The hon. Lady rightly mentioned the need when passing regulations to consider their effect on business and whether they will present a barrier to doing business. She put in too many caveats; the balance has been wrong for too long and these proposals will shift it in the right way. Many progressive businesses realise the importance of that.
I can give an example of the problem from my own time in the workplace. Before being elected to this place, I worked in a small management consultancy firm with about 40 members of staff. The consultants were all upstairs and the support staff downstairs. A secretary became pregnant and the issue of her future role in the company arose. The company was managed in a fairly draconian way by the chief executive, and he gave the secretary her notice just before the second year was up—in those days, people got employment rights only after two years at work.
The chief executive gave the secretary her notice the month before she would have gained new rights. The effect was negative not only for that lady and her family, but for the whole firm. If that chief executive were to review that decision, he should regret its impact on the performance and productivity of the company. For quite a while, there was huge bad feeling among not just the support staff, but the consultants. We thought that we were working for a company that valued us only as work units, not as human beings. Our lives mattered only when we stepped over the threshold, but not outside the firm. As a result, the company performed badly for two or three months.
I hope that my point is clear. By embracing good employment practices, companies can be more productive and profitable and can help to get the work-life balance right for the affected employees, and indeed for all employees, because of the signals that are sent.
Further to the hon. Lady’s comments, I would be interested in hearing from the Minister a little more about the regulatory impact assessment that was done on the regulations.
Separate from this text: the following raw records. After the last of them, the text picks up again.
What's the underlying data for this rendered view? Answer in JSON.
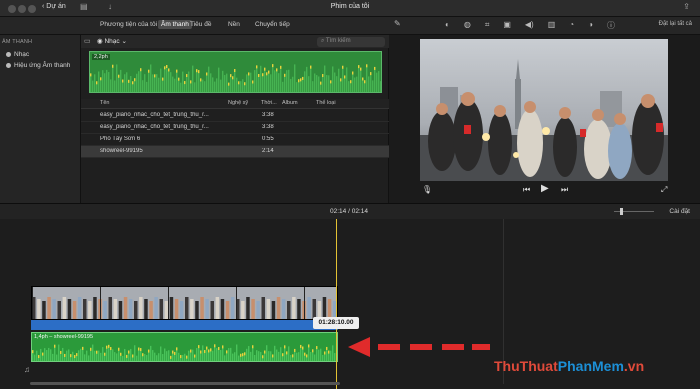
{
  "titlebar": {
    "back_label": "Dự án",
    "title": "Phim của tôi"
  },
  "toolbar": {
    "tabs": [
      "Phương tiện của tôi",
      "Âm thanh",
      "Tiêu đề",
      "Nền",
      "Chuyển tiếp"
    ],
    "active_tab": "Âm thanh",
    "reset_label": "Đặt lại tất cả",
    "tool_icons": [
      "color-balance-icon",
      "color-correction-icon",
      "crop-icon",
      "stabilization-icon",
      "volume-icon",
      "noise-reduction-icon",
      "speed-icon",
      "filter-icon",
      "info-icon"
    ]
  },
  "sidebar": {
    "heading": "ÂM THANH",
    "items": [
      {
        "label": "Nhạc",
        "icon": "music-icon"
      },
      {
        "label": "Hiệu ứng Âm thanh",
        "icon": "sound-effects-icon"
      }
    ]
  },
  "browser": {
    "source_label": "Nhạc",
    "search_placeholder": "Tìm kiếm",
    "waveform_duration": "2,2ph",
    "columns": [
      "Tên",
      "Nghệ sỹ",
      "Thời...",
      "Album",
      "Thể loại"
    ],
    "rows": [
      {
        "name": "easy_piano_nhac_cho_tet_trung_thu_r...",
        "artist": "",
        "time": "3:38",
        "album": "",
        "genre": ""
      },
      {
        "name": "easy_piano_nhac_cho_tet_trung_thu_r...",
        "artist": "",
        "time": "3:38",
        "album": "",
        "genre": ""
      },
      {
        "name": "Phố Tây Sơn 6",
        "artist": "",
        "time": "0:55",
        "album": "",
        "genre": ""
      },
      {
        "name": "showreel-99195",
        "artist": "",
        "time": "2:14",
        "album": "",
        "genre": "",
        "selected": true
      }
    ]
  },
  "timeline": {
    "current_time": "02:14",
    "total_time": "02:14",
    "settings_label": "Cài đặt",
    "tooltip_time": "01:28:10.00",
    "audio_clip_label": "1,4ph – showreel-99195"
  },
  "watermark": {
    "part1": "ThuThuat",
    "part2": "PhanMem",
    "part3": ".vn"
  },
  "colors": {
    "audio_green": "#2b9a3a",
    "video_blue": "#2c6ec6",
    "playhead": "#e3c234",
    "arrow_red": "#e02b2b"
  }
}
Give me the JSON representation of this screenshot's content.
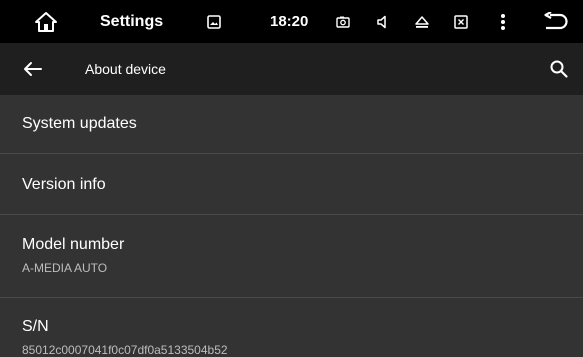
{
  "status_bar": {
    "title": "Settings",
    "time": "18:20",
    "icons": [
      "home-icon",
      "image-icon",
      "screenshot-icon",
      "volume-icon",
      "eject-icon",
      "close-box-icon",
      "more-vert-icon",
      "back-return-icon"
    ]
  },
  "app_bar": {
    "title": "About device",
    "icons": [
      "arrow-back-icon",
      "search-icon"
    ]
  },
  "list": {
    "items": [
      {
        "title": "System updates"
      },
      {
        "title": "Version info"
      },
      {
        "title": "Model number",
        "subtitle": "A-MEDIA AUTO"
      },
      {
        "title": "S/N",
        "subtitle": "85012c0007041f0c07df0a5133504b52"
      }
    ]
  },
  "colors": {
    "status_bar_bg": "#000000",
    "app_bar_bg": "#1f1f1f",
    "list_bg": "#333333",
    "divider": "#4a4a4a",
    "secondary_text": "#bdbdbd"
  }
}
I have read it—it appears to be par for the course—but I am increasingly concerned about getting these assessments right not just so that we take measures that are right in principle, but so that we understand the true costs to the Government and, particularly, to businesses.
I do not disagree with the regulations, but I wonder whether we should not progressively be moving towards—leaping towards—independent assessment of the regulatory impact. That is not meant in any way to disparage the Department or the officials, but when the Department does the RIA itself, outside observers are likely to question whether the methodology is right and whether the impacts have been underestimated, or indeed overestimated. I hope the Minister will say something about that.
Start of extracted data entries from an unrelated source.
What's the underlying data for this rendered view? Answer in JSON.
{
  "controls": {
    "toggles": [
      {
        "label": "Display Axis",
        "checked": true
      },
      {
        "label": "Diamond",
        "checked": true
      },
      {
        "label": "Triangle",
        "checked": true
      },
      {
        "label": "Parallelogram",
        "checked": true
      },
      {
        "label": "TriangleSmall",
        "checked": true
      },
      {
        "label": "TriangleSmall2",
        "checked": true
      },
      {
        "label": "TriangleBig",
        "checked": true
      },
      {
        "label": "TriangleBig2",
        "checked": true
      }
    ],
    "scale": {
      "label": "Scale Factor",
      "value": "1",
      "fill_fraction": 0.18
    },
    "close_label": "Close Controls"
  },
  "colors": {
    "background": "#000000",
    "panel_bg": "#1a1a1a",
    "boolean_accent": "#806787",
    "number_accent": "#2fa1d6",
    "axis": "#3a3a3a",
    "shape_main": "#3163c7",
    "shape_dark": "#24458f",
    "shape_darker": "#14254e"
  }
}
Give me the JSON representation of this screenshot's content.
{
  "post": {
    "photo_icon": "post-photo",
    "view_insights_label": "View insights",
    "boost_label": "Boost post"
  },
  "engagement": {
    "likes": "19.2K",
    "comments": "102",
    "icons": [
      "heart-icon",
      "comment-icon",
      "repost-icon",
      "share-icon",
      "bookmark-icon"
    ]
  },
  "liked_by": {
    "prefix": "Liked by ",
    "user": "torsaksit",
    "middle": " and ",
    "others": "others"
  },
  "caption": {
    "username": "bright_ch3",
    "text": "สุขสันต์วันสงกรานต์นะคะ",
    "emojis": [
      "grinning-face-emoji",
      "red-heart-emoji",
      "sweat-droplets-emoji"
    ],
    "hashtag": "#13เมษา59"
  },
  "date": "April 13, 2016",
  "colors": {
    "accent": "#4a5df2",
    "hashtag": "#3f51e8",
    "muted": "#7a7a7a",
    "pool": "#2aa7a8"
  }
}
I wonder whether there is a case for the Government administering statutory maternity pay and so on for employers, particularly small employers. That would really get the balance right. It would say to employers, “We are going the extra mile and taking the cost burden of administration from you. Society says that these measures are right for our children and the future work force. We shall take the burden from you, but we ask you to adopt best practice.” That would be a step forward, and I hope the Minister indicates that he is at least willing to contemplate it.